Evergrande Electric Car Unit Says Ballooning Losses May Force Production Delays
As China Evergrande Group struggles with a financial crisis, the property developer’s electric car unit is offering little relief, saying that its ballooning first-half loss may force it to delay the start of mass production.
Hong Kong-listed China Evergrande New Energy Vehicle Group Ltd. had a 4.8 billion yuan ($745 million) loss, about twice as much as in 2020, according to its mid-term financial report (in Chinese), which was in line with preliminary figures offered earlier this month.
“If the company fails to achieve more investment in the short term, the timetable of … mass production may have to be delayed,” said the report, which was released late Monday. The unit had planned (link in Chinese) to kick off mass production of its Hengchi marque in the second half of this year.
“Evergrande builds cars out of nothing but money, and now they may have to revise their plans,” a source close to the matter told Caixin. The company is considering cutting spending on research and development and trying to roll out a mass-market model.
Another source told Caixin that Evergrande NEV’s vehicle development process is particularly expensive as it outsources most of its R&D.
“The mass production of new vehicles will likely happen in 2022, according to the current development pace,” the source added.

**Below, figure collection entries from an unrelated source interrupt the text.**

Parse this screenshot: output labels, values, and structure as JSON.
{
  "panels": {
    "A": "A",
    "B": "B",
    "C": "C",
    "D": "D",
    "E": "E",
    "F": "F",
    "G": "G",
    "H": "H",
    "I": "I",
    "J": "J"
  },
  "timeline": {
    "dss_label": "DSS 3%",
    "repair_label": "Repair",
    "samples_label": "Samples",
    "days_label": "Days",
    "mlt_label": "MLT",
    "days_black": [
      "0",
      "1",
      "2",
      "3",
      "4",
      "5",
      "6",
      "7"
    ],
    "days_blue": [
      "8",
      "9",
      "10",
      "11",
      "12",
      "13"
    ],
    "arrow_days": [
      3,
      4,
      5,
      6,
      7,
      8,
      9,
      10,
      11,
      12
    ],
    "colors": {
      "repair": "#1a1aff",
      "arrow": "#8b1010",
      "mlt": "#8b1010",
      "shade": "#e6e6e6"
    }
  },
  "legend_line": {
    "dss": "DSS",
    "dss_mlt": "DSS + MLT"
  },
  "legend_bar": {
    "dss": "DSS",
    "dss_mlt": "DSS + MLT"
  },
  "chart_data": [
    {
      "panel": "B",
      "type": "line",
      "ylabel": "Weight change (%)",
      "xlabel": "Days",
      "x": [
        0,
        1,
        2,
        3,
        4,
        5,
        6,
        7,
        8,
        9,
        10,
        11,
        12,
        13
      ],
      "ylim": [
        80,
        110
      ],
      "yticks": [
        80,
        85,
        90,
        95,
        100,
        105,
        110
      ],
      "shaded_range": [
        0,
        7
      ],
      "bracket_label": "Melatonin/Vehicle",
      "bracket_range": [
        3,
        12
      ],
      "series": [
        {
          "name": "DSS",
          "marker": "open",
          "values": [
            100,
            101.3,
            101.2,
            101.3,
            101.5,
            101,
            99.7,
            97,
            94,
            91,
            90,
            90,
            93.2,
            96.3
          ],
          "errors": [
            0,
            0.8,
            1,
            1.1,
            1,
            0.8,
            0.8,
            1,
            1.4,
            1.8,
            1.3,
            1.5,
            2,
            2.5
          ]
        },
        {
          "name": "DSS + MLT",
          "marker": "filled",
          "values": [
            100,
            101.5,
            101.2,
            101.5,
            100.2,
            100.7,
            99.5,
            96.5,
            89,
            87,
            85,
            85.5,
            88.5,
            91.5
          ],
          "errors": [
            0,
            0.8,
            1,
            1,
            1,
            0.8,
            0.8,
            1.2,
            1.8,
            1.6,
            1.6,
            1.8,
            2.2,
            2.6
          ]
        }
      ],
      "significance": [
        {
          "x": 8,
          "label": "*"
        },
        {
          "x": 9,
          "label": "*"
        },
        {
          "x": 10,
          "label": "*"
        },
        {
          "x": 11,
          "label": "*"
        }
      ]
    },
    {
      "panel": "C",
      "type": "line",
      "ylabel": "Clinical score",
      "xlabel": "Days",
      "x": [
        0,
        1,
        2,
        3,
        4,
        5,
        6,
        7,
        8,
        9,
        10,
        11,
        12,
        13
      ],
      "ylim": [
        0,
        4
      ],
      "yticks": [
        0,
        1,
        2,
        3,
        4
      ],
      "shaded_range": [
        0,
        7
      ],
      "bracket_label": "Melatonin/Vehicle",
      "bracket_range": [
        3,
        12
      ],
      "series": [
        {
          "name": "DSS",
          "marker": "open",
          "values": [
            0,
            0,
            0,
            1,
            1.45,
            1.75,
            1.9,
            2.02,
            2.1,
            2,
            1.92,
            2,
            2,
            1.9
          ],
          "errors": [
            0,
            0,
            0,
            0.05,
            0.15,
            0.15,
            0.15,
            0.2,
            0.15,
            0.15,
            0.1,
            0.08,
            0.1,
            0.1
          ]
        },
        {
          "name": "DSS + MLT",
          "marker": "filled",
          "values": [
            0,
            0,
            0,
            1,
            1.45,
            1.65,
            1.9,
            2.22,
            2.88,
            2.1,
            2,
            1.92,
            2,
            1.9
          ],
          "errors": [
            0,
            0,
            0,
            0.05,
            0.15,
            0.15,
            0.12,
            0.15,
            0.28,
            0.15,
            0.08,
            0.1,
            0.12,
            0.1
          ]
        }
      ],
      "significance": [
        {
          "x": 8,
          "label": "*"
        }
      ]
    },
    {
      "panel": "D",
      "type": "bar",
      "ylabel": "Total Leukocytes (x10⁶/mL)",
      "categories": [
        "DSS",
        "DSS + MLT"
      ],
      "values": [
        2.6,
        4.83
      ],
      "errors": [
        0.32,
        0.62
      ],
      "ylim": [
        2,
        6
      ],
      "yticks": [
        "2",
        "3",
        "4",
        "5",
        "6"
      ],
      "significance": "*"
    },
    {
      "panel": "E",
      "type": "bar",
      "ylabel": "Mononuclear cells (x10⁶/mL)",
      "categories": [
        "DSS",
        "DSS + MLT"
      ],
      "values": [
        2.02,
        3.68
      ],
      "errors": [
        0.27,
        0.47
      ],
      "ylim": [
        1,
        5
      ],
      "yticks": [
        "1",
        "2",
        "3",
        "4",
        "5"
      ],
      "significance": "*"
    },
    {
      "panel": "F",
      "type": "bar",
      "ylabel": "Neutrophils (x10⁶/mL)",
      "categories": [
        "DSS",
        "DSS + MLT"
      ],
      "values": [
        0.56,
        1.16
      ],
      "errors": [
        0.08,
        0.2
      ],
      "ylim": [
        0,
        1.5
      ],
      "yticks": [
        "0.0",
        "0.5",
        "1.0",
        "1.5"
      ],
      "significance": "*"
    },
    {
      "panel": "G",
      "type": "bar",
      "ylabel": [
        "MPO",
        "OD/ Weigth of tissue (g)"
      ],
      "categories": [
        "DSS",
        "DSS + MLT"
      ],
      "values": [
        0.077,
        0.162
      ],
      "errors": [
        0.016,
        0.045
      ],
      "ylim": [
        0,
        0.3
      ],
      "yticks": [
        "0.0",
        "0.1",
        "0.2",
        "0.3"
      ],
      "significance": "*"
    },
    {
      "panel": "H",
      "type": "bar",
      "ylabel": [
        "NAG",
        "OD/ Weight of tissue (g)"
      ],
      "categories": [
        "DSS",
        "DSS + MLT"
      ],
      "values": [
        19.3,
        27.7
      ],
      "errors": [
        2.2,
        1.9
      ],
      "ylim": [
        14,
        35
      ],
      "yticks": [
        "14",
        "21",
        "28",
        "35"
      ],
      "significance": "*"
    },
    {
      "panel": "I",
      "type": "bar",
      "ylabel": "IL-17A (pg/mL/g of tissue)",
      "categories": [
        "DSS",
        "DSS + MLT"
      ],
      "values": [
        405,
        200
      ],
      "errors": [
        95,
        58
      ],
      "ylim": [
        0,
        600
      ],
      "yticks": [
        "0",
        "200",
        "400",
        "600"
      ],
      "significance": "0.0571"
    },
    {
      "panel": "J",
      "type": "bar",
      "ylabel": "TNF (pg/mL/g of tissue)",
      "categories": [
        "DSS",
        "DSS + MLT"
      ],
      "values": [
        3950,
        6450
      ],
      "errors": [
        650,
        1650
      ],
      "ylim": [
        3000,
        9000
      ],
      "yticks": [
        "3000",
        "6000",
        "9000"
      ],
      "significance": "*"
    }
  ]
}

The latest financial report says the company has delayed payments to suppliers and contractors and is working on the problem in order to “resume construction” and “reduce the penalties.”
Evergrande has reportedly looked for investors to inject cash into the unit. In early August, shares of Evergrande NEV rose 8% after Reuters reported that its parent is in talks to sell stakes in the carmaker as well as a property management unit.
Evergrande NEV has also announced plans for a secondary listing on Shanghai’s STAR Market. No significant progress has been revealed since September last year.
Evergrande NEV earns most of its money through the health management business it cultivated before launching its new-energy vehicle projects. The unit’s health business had 6.9 billion yuan of revenue in the first half, compared to the vehicle business’s 370 million yuan, the report said.
As a relative newcomer to car-making, Evergrande has focused on partnering with other players or acquiring other companies. In its first year in the automotive field, 2018, the company invested $800 million in electric vehicle startup Faraday Future Intelligence Electric Inc., owned by debt-ridden and controversy plagued businessman Jia Yueting.
A months-long dispute over ownership soured that deal, until both sides agreed to withdraw and waive all litigation and arbitration proceedings. Evergrande now has a 20% stake in Faraday Future, which debuted on Nasdaq in July and is yet to begin mass production of any vehicles.
The rocky road to mass production comes as its indebted property development giant parent is struggling with a 570 billion yuan mountain of debt, lawsuits and official opprobrium.
Evergrande has been caught in a cash crunch and debt crisis since its access to new funding was severely diminished after regulators moved to curb debt levels among property developers last year, resulting in recent sell-offs in its bonds and stocks.